I believe one of the explanatory factors for these lower literacy rates is that we are not teaching in a way that centers students' strengths, needs and interests and leverages those strengths, leverages students' interests in helping them to build those foundational skills in reading, literacy and comprehension. So, yeah, I think that when we think about personalized or student-centered learning, that conversation has to be at the forefront of this discussion on why there are lagging or persisting literacy deficits in this country. What I'm suggesting is that we revisit this notion of personalized or student-centered learning and recognizing that it's not just about sitting a student in front of a computer and having them engage with technology for the entire class period. That's not it. Good student-centered learning that's supported by technology is integrated very purposefully and instruction in ways where students are not only engineering with the technology, but they're engineering meaningfully with their other classmates. They're engaging meaningfully with their teacher throughout that process.

I think one of the challenges is that teachers, and research supports this, in a given classroom, there's a wide range of proficiency and a wide range of needs, and teachers have ... We were talking about student-centered education and instructions. Teachers, if that is there, motivation and goal to teach in a way that centers the child, they have to do what across a classroom of 25, 30 children. And so I believe what educators need more and more are technological solutions to help them not only differentiate their instruction but also ensure that every child has what they need to progress at their own pace, to master content, and so that's one thing, technological solutions. I think another is professional development. I think educators need continued targeted professional development to help them ... professional development that is aligned with their goals and professional development that also incorporates those technological solutions that I mentioned.

I believe that if we're going to address this problem on a large scale, all of these stakeholders, parents or families, students, educators, school leaders, policy leaders, researchers, you got to get in the same room and start having conversations about the elephant in the room. And there has to be an equal voice in terms of what solutions are going to be the most appropriate for which population of students. And so I think one of the first steps that we can do is to bring key stakeholders together and ensure, empower each stakeholder's voice in, one, calling attention to calling out the elephant in the room and then bringing forward some very practical solutions and how we might be able to address the elephant in the room.
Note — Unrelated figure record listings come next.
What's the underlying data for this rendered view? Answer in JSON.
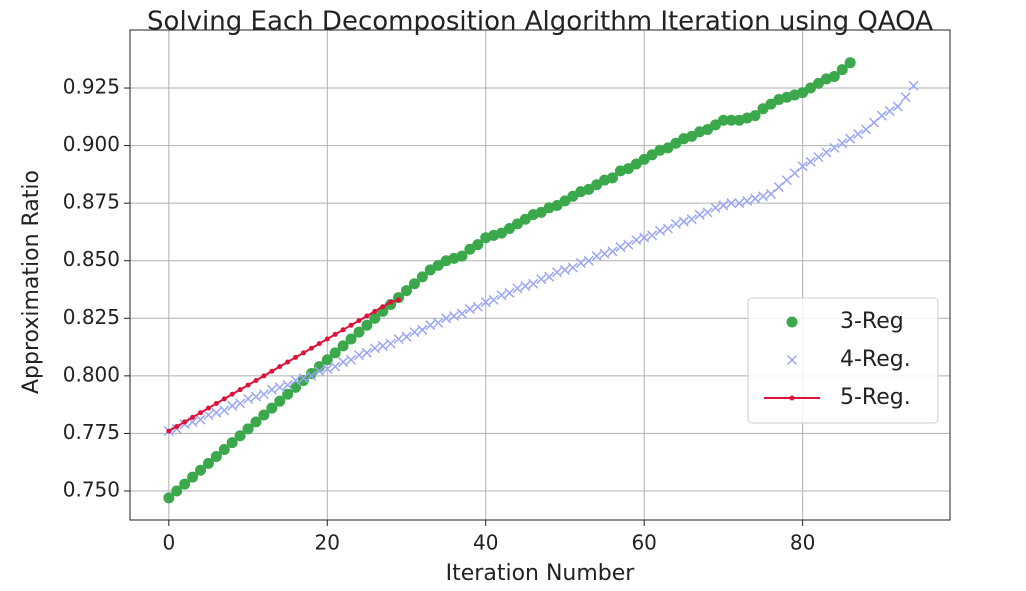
{
  "chart_data": {
    "type": "scatter",
    "title": "Solving Each Decomposition Algorithm Iteration using QAOA",
    "xlabel": "Iteration Number",
    "ylabel": "Approximation Ratio",
    "xlim": [
      -4.9,
      98.6
    ],
    "ylim": [
      0.7374,
      0.9502
    ],
    "xticks": [
      0,
      20,
      40,
      60,
      80
    ],
    "yticks": [
      {
        "value": 0.75,
        "label": "0.750"
      },
      {
        "value": 0.775,
        "label": "0.775"
      },
      {
        "value": 0.8,
        "label": "0.800"
      },
      {
        "value": 0.825,
        "label": "0.825"
      },
      {
        "value": 0.85,
        "label": "0.850"
      },
      {
        "value": 0.875,
        "label": "0.875"
      },
      {
        "value": 0.9,
        "label": "0.900"
      },
      {
        "value": 0.925,
        "label": "0.925"
      }
    ],
    "grid": true,
    "legend": "lower right",
    "series": [
      {
        "name": "3-Reg",
        "color": "#3aa84b",
        "marker": "o",
        "x": [
          0,
          1,
          2,
          3,
          4,
          5,
          6,
          7,
          8,
          9,
          10,
          11,
          12,
          13,
          14,
          15,
          16,
          17,
          18,
          19,
          20,
          21,
          22,
          23,
          24,
          25,
          26,
          27,
          28,
          29,
          30,
          31,
          32,
          33,
          34,
          35,
          36,
          37,
          38,
          39,
          40,
          41,
          42,
          43,
          44,
          45,
          46,
          47,
          48,
          49,
          50,
          51,
          52,
          53,
          54,
          55,
          56,
          57,
          58,
          59,
          60,
          61,
          62,
          63,
          64,
          65,
          66,
          67,
          68,
          69,
          70,
          71,
          72,
          73,
          74,
          75,
          76,
          77,
          78,
          79,
          80,
          81,
          82,
          83,
          84,
          85,
          86
        ],
        "values": [
          0.747,
          0.75,
          0.753,
          0.756,
          0.759,
          0.762,
          0.765,
          0.768,
          0.771,
          0.774,
          0.777,
          0.78,
          0.783,
          0.786,
          0.789,
          0.792,
          0.795,
          0.798,
          0.801,
          0.804,
          0.807,
          0.81,
          0.813,
          0.816,
          0.819,
          0.822,
          0.825,
          0.828,
          0.831,
          0.834,
          0.837,
          0.84,
          0.843,
          0.846,
          0.848,
          0.85,
          0.851,
          0.852,
          0.855,
          0.857,
          0.86,
          0.861,
          0.862,
          0.864,
          0.866,
          0.868,
          0.87,
          0.871,
          0.873,
          0.874,
          0.876,
          0.878,
          0.88,
          0.881,
          0.883,
          0.885,
          0.886,
          0.889,
          0.89,
          0.892,
          0.894,
          0.896,
          0.898,
          0.899,
          0.901,
          0.903,
          0.904,
          0.906,
          0.907,
          0.909,
          0.911,
          0.911,
          0.911,
          0.912,
          0.913,
          0.916,
          0.918,
          0.92,
          0.921,
          0.922,
          0.923,
          0.925,
          0.927,
          0.929,
          0.93,
          0.933,
          0.936
        ]
      },
      {
        "name": "4-Reg.",
        "color": "#9aa6f5",
        "marker": "x",
        "x": [
          0,
          1,
          2,
          3,
          4,
          5,
          6,
          7,
          8,
          9,
          10,
          11,
          12,
          13,
          14,
          15,
          16,
          17,
          18,
          19,
          20,
          21,
          22,
          23,
          24,
          25,
          26,
          27,
          28,
          29,
          30,
          31,
          32,
          33,
          34,
          35,
          36,
          37,
          38,
          39,
          40,
          41,
          42,
          43,
          44,
          45,
          46,
          47,
          48,
          49,
          50,
          51,
          52,
          53,
          54,
          55,
          56,
          57,
          58,
          59,
          60,
          61,
          62,
          63,
          64,
          65,
          66,
          67,
          68,
          69,
          70,
          71,
          72,
          73,
          74,
          75,
          76,
          77,
          78,
          79,
          80,
          81,
          82,
          83,
          84,
          85,
          86,
          87,
          88,
          89,
          90,
          91,
          92,
          93,
          94
        ],
        "values": [
          0.776,
          0.777,
          0.779,
          0.78,
          0.781,
          0.783,
          0.784,
          0.785,
          0.787,
          0.788,
          0.79,
          0.791,
          0.792,
          0.794,
          0.795,
          0.796,
          0.798,
          0.799,
          0.8,
          0.802,
          0.803,
          0.804,
          0.806,
          0.807,
          0.809,
          0.81,
          0.812,
          0.813,
          0.814,
          0.816,
          0.817,
          0.819,
          0.82,
          0.822,
          0.823,
          0.825,
          0.826,
          0.827,
          0.829,
          0.83,
          0.832,
          0.833,
          0.835,
          0.836,
          0.838,
          0.839,
          0.84,
          0.842,
          0.843,
          0.845,
          0.846,
          0.847,
          0.849,
          0.85,
          0.852,
          0.853,
          0.854,
          0.856,
          0.857,
          0.859,
          0.86,
          0.861,
          0.863,
          0.864,
          0.866,
          0.867,
          0.868,
          0.87,
          0.871,
          0.873,
          0.874,
          0.875,
          0.875,
          0.876,
          0.877,
          0.878,
          0.879,
          0.882,
          0.885,
          0.888,
          0.891,
          0.893,
          0.895,
          0.897,
          0.899,
          0.901,
          0.903,
          0.905,
          0.907,
          0.91,
          0.913,
          0.915,
          0.917,
          0.921,
          0.926
        ]
      },
      {
        "name": "5-Reg.",
        "color": "#dc143c",
        "marker": ".-",
        "x": [
          0,
          1,
          2,
          3,
          4,
          5,
          6,
          7,
          8,
          9,
          10,
          11,
          12,
          13,
          14,
          15,
          16,
          17,
          18,
          19,
          20,
          21,
          22,
          23,
          24,
          25,
          26,
          27,
          28,
          29
        ],
        "values": [
          0.776,
          0.778,
          0.78,
          0.782,
          0.784,
          0.786,
          0.788,
          0.79,
          0.792,
          0.794,
          0.796,
          0.798,
          0.8,
          0.802,
          0.804,
          0.806,
          0.808,
          0.81,
          0.812,
          0.814,
          0.816,
          0.818,
          0.82,
          0.822,
          0.824,
          0.826,
          0.828,
          0.83,
          0.832,
          0.833
        ]
      }
    ]
  }
}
Companies like Learning A-Z can continue to offer technological solutions that help educators to support their students in those foundational skills that they might be missing and do it in a way that's fun, interactive, engaging and that it doesn't segregate the student from the learning that's taking place in the classroom, but this very much is integrated in the overall classroom instruction and then supporting educators in that process, making sure the educators have the professional development resources necessary to implement technological solutions like that, that they have colleagues that they can call upon to help them think through certain implementation challenges with their students.
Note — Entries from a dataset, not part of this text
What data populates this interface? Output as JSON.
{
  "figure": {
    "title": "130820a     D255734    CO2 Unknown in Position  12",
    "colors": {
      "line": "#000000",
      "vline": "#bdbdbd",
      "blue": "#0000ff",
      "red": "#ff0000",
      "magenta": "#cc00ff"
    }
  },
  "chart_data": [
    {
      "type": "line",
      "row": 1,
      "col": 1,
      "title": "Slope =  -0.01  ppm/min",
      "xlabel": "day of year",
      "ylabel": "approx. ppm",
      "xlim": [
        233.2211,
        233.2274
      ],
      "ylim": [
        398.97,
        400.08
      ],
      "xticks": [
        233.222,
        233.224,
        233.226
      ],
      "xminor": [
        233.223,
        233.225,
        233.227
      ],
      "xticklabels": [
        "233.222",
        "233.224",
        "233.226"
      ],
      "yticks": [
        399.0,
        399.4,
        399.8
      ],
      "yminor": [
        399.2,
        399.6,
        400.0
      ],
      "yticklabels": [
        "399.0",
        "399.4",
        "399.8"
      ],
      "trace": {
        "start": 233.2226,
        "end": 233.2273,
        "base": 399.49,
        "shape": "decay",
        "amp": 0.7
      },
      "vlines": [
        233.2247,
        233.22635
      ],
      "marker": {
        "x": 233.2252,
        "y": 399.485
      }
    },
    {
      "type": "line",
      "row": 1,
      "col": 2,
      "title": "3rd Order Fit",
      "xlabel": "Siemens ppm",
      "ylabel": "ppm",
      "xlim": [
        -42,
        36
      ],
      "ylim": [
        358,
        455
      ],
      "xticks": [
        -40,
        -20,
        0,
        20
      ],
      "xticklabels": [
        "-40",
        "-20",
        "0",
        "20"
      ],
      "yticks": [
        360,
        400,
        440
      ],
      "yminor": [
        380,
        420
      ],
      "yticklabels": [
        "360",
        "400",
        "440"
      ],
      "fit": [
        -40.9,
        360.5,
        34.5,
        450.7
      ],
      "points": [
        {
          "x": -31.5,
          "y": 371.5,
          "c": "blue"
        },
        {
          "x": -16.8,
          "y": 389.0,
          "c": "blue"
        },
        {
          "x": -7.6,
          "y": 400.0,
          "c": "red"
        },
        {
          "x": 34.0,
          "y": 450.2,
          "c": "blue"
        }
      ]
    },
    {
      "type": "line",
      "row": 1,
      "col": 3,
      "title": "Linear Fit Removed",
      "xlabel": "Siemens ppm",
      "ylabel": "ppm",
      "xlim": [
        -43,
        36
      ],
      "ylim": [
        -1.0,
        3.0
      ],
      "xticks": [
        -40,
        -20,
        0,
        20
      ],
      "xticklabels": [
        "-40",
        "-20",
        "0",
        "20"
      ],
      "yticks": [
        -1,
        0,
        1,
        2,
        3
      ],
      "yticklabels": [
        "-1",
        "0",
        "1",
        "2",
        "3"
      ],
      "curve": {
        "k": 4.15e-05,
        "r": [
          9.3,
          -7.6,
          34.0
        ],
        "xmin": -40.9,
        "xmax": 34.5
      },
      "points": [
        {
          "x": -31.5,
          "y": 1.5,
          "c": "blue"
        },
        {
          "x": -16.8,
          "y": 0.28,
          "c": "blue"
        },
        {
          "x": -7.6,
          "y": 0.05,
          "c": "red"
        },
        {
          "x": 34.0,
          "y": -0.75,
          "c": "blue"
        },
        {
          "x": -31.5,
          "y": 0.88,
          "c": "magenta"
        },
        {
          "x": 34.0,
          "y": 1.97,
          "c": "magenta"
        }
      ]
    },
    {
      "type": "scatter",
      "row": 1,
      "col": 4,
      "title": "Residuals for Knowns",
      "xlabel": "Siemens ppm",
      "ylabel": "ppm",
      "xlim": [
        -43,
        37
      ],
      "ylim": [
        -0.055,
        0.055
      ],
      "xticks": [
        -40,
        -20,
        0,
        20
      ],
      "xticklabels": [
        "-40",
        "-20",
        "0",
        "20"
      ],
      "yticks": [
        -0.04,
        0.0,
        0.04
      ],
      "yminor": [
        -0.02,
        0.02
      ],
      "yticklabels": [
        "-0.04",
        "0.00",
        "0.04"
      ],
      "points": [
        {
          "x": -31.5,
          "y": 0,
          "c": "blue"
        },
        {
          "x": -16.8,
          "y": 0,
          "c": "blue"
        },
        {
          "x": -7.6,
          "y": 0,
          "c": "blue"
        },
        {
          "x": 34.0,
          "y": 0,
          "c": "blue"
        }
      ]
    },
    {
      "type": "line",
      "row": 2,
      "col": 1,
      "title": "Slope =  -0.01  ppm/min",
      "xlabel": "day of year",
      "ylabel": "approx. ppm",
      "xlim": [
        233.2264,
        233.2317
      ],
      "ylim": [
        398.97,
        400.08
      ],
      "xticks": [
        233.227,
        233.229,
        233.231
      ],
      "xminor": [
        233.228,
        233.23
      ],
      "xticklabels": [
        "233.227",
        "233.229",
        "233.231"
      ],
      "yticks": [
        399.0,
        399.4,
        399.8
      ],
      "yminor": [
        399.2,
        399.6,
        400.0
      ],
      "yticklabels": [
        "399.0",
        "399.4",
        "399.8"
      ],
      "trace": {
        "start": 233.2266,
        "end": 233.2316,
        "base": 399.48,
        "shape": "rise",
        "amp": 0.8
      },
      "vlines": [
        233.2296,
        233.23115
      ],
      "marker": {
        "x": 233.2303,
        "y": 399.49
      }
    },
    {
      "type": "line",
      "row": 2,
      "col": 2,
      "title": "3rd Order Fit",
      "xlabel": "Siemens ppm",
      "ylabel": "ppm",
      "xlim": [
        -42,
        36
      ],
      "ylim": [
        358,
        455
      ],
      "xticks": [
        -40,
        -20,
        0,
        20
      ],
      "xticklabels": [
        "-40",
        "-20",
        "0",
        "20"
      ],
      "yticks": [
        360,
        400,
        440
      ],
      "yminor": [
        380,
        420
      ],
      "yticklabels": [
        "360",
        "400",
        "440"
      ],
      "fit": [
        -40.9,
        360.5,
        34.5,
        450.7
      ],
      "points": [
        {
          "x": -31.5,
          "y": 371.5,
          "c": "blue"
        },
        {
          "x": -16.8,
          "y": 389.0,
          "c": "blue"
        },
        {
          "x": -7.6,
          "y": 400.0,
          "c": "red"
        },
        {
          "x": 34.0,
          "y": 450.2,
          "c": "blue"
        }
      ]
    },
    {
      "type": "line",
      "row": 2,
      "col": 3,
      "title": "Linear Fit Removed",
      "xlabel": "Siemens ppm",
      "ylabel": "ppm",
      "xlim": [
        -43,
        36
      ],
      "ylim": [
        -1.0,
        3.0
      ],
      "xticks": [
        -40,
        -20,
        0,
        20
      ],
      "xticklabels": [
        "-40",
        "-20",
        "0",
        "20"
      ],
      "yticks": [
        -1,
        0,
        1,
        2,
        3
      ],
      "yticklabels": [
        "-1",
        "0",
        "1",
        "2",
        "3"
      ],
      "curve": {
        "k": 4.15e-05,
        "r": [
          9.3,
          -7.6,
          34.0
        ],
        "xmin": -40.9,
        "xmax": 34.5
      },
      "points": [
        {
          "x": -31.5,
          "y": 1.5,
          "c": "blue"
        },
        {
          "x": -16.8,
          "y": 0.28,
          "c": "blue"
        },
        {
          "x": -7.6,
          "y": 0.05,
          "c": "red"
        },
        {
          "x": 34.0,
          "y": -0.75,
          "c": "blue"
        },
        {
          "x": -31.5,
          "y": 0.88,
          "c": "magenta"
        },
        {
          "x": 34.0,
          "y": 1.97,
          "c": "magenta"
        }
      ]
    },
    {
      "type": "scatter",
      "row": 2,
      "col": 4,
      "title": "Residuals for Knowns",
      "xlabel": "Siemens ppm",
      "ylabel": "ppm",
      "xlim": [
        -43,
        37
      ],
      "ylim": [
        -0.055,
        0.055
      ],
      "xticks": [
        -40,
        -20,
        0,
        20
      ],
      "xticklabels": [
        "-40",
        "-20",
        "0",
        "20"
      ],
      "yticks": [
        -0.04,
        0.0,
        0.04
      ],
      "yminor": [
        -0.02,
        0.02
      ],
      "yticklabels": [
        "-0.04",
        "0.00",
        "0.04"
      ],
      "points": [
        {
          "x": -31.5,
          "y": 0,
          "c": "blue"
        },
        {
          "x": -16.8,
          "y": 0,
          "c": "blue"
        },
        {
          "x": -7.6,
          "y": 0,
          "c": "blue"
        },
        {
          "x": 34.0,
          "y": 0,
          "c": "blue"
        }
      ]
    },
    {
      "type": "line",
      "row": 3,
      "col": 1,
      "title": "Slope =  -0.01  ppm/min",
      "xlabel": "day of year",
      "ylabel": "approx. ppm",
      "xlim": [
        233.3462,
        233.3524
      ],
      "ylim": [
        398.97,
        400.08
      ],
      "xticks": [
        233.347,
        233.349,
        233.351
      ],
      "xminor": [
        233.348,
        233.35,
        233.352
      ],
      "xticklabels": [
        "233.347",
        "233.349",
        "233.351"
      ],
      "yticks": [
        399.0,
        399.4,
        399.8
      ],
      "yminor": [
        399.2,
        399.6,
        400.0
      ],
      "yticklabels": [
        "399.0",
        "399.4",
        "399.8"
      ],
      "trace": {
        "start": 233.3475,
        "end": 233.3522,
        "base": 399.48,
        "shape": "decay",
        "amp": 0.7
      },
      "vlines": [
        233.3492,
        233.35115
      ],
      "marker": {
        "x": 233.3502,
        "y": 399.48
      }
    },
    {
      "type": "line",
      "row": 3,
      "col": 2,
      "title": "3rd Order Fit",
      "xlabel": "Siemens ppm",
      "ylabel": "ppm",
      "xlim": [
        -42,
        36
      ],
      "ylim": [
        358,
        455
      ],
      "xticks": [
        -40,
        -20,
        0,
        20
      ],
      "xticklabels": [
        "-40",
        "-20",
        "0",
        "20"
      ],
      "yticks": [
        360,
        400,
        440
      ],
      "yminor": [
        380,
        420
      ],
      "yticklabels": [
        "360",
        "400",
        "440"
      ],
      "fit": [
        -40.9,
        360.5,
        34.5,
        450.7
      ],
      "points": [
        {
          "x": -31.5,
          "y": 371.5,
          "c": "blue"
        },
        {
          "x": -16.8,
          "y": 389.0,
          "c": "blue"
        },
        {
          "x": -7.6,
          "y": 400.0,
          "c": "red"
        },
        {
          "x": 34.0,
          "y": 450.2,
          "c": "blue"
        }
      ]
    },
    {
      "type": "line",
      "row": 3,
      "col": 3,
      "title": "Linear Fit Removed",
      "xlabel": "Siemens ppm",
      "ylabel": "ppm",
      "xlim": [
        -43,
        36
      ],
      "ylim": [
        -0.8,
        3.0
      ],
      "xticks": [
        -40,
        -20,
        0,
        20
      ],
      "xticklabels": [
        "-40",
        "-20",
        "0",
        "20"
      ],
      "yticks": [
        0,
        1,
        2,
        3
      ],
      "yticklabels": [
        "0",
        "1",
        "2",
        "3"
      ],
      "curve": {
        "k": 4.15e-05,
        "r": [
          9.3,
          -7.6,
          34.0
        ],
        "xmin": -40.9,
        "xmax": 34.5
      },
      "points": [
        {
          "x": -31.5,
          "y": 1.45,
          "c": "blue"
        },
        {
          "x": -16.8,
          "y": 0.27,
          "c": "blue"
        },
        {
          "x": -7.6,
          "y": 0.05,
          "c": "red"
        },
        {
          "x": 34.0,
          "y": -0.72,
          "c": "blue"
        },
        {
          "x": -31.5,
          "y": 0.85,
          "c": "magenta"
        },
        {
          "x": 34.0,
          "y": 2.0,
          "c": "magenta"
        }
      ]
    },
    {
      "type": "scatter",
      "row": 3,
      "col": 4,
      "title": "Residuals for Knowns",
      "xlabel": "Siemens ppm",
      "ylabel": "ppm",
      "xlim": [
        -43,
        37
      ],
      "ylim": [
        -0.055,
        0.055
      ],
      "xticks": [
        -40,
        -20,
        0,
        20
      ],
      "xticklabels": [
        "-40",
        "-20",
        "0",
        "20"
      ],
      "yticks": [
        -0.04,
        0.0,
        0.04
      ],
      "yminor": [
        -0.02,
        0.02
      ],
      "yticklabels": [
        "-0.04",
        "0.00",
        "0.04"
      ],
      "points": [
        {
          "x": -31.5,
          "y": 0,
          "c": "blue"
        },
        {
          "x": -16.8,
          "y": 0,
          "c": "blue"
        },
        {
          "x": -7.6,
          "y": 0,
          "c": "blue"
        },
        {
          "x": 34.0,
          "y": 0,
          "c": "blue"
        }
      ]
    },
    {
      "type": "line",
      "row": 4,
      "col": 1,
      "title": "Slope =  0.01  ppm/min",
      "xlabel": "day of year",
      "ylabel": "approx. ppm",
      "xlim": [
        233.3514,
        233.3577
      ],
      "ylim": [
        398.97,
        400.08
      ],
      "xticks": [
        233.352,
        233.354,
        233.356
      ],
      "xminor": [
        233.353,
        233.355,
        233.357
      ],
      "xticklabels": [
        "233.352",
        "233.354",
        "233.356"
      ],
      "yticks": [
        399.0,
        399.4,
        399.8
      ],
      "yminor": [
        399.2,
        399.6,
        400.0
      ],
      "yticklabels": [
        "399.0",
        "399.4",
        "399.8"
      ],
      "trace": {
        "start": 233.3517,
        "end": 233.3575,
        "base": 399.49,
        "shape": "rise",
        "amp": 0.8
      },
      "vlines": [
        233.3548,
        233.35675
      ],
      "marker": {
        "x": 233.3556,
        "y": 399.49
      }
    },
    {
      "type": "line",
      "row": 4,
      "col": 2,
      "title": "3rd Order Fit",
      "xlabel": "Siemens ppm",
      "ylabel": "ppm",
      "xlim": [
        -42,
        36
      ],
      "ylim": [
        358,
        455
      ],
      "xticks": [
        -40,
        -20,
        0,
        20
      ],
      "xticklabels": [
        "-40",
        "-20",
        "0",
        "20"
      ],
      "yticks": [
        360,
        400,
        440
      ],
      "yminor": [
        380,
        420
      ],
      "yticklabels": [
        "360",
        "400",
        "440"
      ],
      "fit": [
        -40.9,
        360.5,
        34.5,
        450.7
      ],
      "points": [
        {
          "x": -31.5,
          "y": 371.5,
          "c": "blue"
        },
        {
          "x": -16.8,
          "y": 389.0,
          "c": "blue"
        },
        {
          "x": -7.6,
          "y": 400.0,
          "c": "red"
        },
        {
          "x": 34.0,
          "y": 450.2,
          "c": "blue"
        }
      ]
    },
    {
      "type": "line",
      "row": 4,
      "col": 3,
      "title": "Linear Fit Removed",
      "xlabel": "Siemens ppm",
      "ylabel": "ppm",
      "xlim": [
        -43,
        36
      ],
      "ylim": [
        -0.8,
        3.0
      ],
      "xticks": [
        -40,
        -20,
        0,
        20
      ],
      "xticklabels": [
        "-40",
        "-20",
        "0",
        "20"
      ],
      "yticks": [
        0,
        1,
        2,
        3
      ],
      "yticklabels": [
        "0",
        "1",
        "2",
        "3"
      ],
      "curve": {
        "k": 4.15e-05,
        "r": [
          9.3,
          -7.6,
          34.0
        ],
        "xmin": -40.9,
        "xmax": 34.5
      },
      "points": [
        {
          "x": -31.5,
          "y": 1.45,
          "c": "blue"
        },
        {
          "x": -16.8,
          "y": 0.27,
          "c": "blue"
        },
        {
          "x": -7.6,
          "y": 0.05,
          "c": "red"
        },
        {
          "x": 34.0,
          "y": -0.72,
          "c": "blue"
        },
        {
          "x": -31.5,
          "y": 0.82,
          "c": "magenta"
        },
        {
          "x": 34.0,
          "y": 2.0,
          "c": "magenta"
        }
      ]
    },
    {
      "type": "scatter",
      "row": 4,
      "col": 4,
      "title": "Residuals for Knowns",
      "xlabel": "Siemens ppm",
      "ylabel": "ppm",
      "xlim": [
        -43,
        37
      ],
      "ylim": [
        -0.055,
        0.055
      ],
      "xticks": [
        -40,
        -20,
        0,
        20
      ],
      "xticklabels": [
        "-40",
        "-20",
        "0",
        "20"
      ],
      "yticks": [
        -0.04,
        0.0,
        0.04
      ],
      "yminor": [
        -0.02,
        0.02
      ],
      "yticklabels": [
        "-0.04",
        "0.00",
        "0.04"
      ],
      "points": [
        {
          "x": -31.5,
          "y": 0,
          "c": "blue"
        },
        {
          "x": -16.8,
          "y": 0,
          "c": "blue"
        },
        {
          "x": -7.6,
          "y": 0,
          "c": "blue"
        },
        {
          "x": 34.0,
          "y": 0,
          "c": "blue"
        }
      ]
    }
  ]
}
I think it's going to take time, one, to shift how we educate students, particularly in the area of literacy, and then it's going to take time to realize any significant shifts in student outcomes, but we have to start, right? We have to have those conversations. We have to make those instructional shifts. We have to make those structural changes to support what happens at the classroom level. We have to have the technology available that is student-centered and educator-friendly. We have to have all these components in place. We have to have families who are engaged, whom have resources and tools at their fingertips as well to support their students at home. We have to have all of these parts at play in order to eventually see what we're hoping to see in terms of increased literacy, not just overall but especially within student subgroups, within Black and Latinx student subgroups in particular. Overall, I'm extremely passionate about ensuring that every child has an equitable and inclusive learning experience. I am passionate about ensuring that Black and Brown students can excel academically as well as socially and emotionally.